Reactions: Like 2 | EyeCandy! 1 | Way Cool 9


----------



## NYWoodturner (May 10, 2015)

Damn Dave - Thats a sweeeeeeeeeeeeet pile o gorgeous wood.

Reactions: Thank You! 1


----------



## woodtickgreg (May 10, 2015)

Beautiful stuff as always Dave, dig the chickens too. I can't have chickens in the city, but I have a friend in the country that gives me eggs when I need them. Can't wait to see the wood milled up, and that black walnut too!

Reactions: Thank You! 1


----------



## David Van Asperen (May 10, 2015)

Dave,
That is a wonderful start to that huge pile of logs to mill. I too am anxiously waiting for pic of the milling and that monster black walnut
Dave

Reactions: Agree 1


----------



## Nature Man (May 11, 2015)

Another absolutely incredible treasure trove of wood! The lumber will be most awesome, I'm convinced. Congrats! Chuck

Reactions: Thank You! 1


----------



## ClintW (May 11, 2015)

That's awesome! You have your own mill or someone coming in to cut them up?


----------



## davduckman2010 (May 11, 2015)

woodtickgreg said:


> Beautiful stuff as always Dave, dig the chickens too. I can't have chickens in the city, but I have a friend in the country that gives me eggs when I need them.
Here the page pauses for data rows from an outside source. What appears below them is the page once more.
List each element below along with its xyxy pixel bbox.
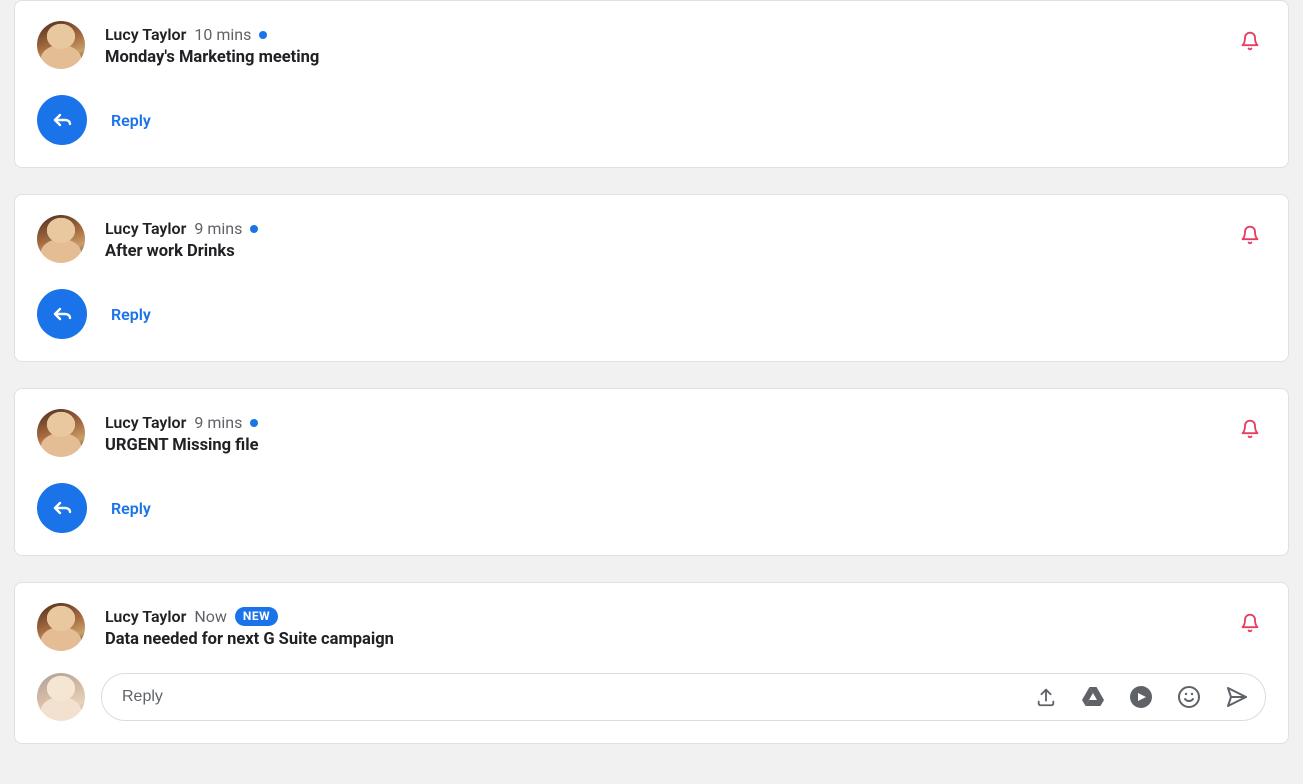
- reply-button[interactable]: [37, 483, 87, 533]
- self-avatar[interactable]: [37, 673, 85, 721]
- follow-bell-button[interactable]: [1236, 221, 1264, 249]
- reply-link[interactable]: Reply: [111, 305, 151, 324]
- unread-dot-icon: [259, 31, 267, 39]
- compose-bar[interactable]: [101, 673, 1266, 721]
- reply-link[interactable]: Reply: [111, 111, 151, 130]
- sender-name: Lucy Taylor: [105, 25, 186, 44]
- sender-avatar[interactable]: [37, 603, 85, 651]
- upload-icon[interactable]: [1035, 686, 1057, 708]
- action-row: Reply: [37, 483, 1266, 533]
- timestamp: 9 mins: [194, 219, 242, 238]
- timestamp: 9 mins: [194, 413, 242, 432]
- video-icon[interactable]: [1129, 685, 1153, 709]
- reply-button[interactable]: [37, 95, 87, 145]
- reply-button[interactable]: [37, 289, 87, 339]
- follow-bell-button[interactable]: [1236, 609, 1264, 637]
- bell-icon: [1240, 419, 1260, 439]
- bell-icon: [1240, 31, 1260, 51]
- emoji-icon[interactable]: [1177, 685, 1201, 709]
- sender-name: Lucy Taylor: [105, 607, 186, 626]
- sender-name: Lucy Taylor: [105, 413, 186, 432]
- message-header: Lucy Taylor 10 mins Monday's Marketing m…: [37, 21, 1266, 69]
- reply-arrow-icon: [50, 108, 74, 132]
- timestamp: 10 mins: [194, 25, 251, 44]
- action-row: Reply: [37, 95, 1266, 145]
- message-card[interactable]: Lucy Taylor 9 mins After work Drinks Rep…: [14, 194, 1289, 362]
- message-subject: After work Drinks: [105, 242, 1266, 261]
- message-subject: Data needed for next G Suite campaign: [105, 630, 1266, 649]
- message-header: Lucy Taylor 9 mins After work Drinks: [37, 215, 1266, 263]
- message-subject: URGENT Missing file: [105, 436, 1266, 455]
- drive-icon[interactable]: [1081, 686, 1105, 708]
- follow-bell-button[interactable]: [1236, 415, 1264, 443]
- sender-avatar[interactable]: [37, 409, 85, 457]
- follow-bell-button[interactable]: [1236, 27, 1264, 55]
- unread-dot-icon: [250, 419, 258, 427]
- reply-arrow-icon: [50, 496, 74, 520]
- message-header: Lucy Taylor Now NEW Data needed for next…: [37, 603, 1266, 651]
- reply-arrow-icon: [50, 302, 74, 326]
- bell-icon: [1240, 613, 1260, 633]
- unread-dot-icon: [250, 225, 258, 233]
- message-header: Lucy Taylor 9 mins URGENT Missing file: [37, 409, 1266, 457]
- message-feed: Lucy Taylor 10 mins Monday's Marketing m…: [0, 0, 1303, 758]
- message-card[interactable]: Lucy Taylor Now NEW Data needed for next…: [14, 582, 1289, 744]
- sender-avatar[interactable]: [37, 21, 85, 69]
- send-icon[interactable]: [1225, 685, 1249, 709]
- message-card[interactable]: Lucy Taylor 10 mins Monday's Marketing m…: [14, 0, 1289, 168]
- compose-row: [37, 673, 1266, 721]
- action-row: Reply: [37, 289, 1266, 339]
- bell-icon: [1240, 225, 1260, 245]
- message-subject: Monday's Marketing meeting: [105, 48, 1266, 67]
- sender-name: Lucy Taylor: [105, 219, 186, 238]
- reply-input[interactable]: [122, 688, 1035, 706]
- message-card[interactable]: Lucy Taylor 9 mins URGENT Missing file R…: [14, 388, 1289, 556]
- timestamp: Now: [194, 607, 227, 626]
- new-badge: NEW: [235, 607, 278, 625]
- reply-link[interactable]: Reply: [111, 499, 151, 518]
- sender-avatar[interactable]: [37, 215, 85, 263]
Can't wait to see the wood milled up, and that black walnut too!


lol that's t-rex my wood protecting rooster he don't like anything in his yard . I here him a squaking if a deer or any other critter gets in eyesight . crazy bird ---but he gets them hens to give me fresh eggs daily

Reactions: Way Cool 1


----------



## davduckman2010 (May 11, 2015)

ClintW said:


> That's awesome! You have your own mill or someone coming in to cut them up?


i have a mill come in and do them


----------



## TheWoodWizard (May 12, 2015)

So gorgeous it makes ya mad...DAMN, THAT'S SOME PRETTY STUFF. I bet that's somewhat expensive...to have a mill come in. 

There's a dying black walnut behind my parent's house in the country...Gotta find someone with a portable bandsaw mill.


----------



## davduckman2010 (May 12, 2015)

TheWoodWizard said:


> So gorgeous it makes ya mad...DAMN, THAT'S SOME PRETTY STUFF. I bet that's somewhat expensive...to have a mill come in.
> 
> There's a dying black walnut behind my parent's house in the country...Gotta find someone with a portable bandsaw mill.


not realy jarred 35.00 an hour i get a giant lumber stack for a few hundred dollars

Reactions: Agree 1


----------



## The PenSmith (May 13, 2015)

That is some sweet looking wood!! Looks like I need to save my $ for some hollow form blanks...


----------



## Wilson's Woodworking (Jun 5, 2015)

I just want to say YOU SUCK! Lol 
Wow what a haul of some gorgeous wood! I wish that was in my back yard and you had a feather. We would both be tickled. 
Always great to see what you drag in next Duck. Keep the pictures coming.


----------